Numerical conditions for Majorana flux phases in Ising topological order.

Explicit calculation of vison Berry phases in symmetry enriched topological states.

Reduction of complex phase computations to overlaps of free-fermion ground states.

Abstract

We develop an exact map of all states and operators from 2D lattices of spins-$1/2$ into lattices of fermions and bosons with mutual semionic statistical interaction that goes beyond previous dualities of $\mathbb{Z}_2$ lattice gauge theories because it does not rely on imposing local conservation laws and captures the motion of ``charges'' and ``fluxes'' on equal footing. This map allows to explicitly compute the Berry phases for the transport of fluxes in a large class of symmetry enriched topologically ordered states with emergent $\mathbb{Z}_2$ gauge fields that includes chiral, non-chiral, abelian or non-abelian, that can be perturbatively connected to models where the visons are static and the emergent fermionic spinons have a non-interacting dispersion.
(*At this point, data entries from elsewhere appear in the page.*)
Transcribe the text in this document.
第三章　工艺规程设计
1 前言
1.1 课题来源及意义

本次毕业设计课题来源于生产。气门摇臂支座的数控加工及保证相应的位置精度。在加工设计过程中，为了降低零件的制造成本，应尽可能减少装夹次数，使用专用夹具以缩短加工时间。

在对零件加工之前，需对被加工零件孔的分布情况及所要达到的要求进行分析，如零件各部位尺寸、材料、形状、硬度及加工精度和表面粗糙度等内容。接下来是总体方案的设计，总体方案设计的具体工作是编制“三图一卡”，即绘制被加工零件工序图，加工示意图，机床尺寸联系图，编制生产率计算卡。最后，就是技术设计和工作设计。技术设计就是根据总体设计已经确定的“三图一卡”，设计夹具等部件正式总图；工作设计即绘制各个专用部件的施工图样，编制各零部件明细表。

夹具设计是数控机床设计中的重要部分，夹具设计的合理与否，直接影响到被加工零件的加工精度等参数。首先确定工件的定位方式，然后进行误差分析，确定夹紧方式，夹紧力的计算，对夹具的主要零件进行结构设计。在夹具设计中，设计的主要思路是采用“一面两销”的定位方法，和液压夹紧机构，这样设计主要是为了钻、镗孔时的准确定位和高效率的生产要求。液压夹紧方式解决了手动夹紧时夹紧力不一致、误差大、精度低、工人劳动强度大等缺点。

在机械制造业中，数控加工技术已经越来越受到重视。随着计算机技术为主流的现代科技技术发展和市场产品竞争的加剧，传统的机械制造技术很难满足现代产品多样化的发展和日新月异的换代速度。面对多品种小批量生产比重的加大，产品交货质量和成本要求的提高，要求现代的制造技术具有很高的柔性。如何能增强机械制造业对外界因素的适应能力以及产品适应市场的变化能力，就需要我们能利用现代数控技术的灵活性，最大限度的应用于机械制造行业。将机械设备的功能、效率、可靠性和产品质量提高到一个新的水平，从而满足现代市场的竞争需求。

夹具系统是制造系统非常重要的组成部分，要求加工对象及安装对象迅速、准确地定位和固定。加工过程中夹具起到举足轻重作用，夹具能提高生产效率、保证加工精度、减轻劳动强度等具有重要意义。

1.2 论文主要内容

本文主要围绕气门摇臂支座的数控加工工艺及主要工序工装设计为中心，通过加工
The numerical complexity of computing such vison phases reduces therefore to computing overlaps of ground states of free-fermion Hamiltonians. Among other results, we establish numerically the conditions under which the Majorana-carrying flux excitation in Ising-Topologically-Ordered states enriched by translations acquires $0$ or $\pi$ phase when moving around a single plaquette.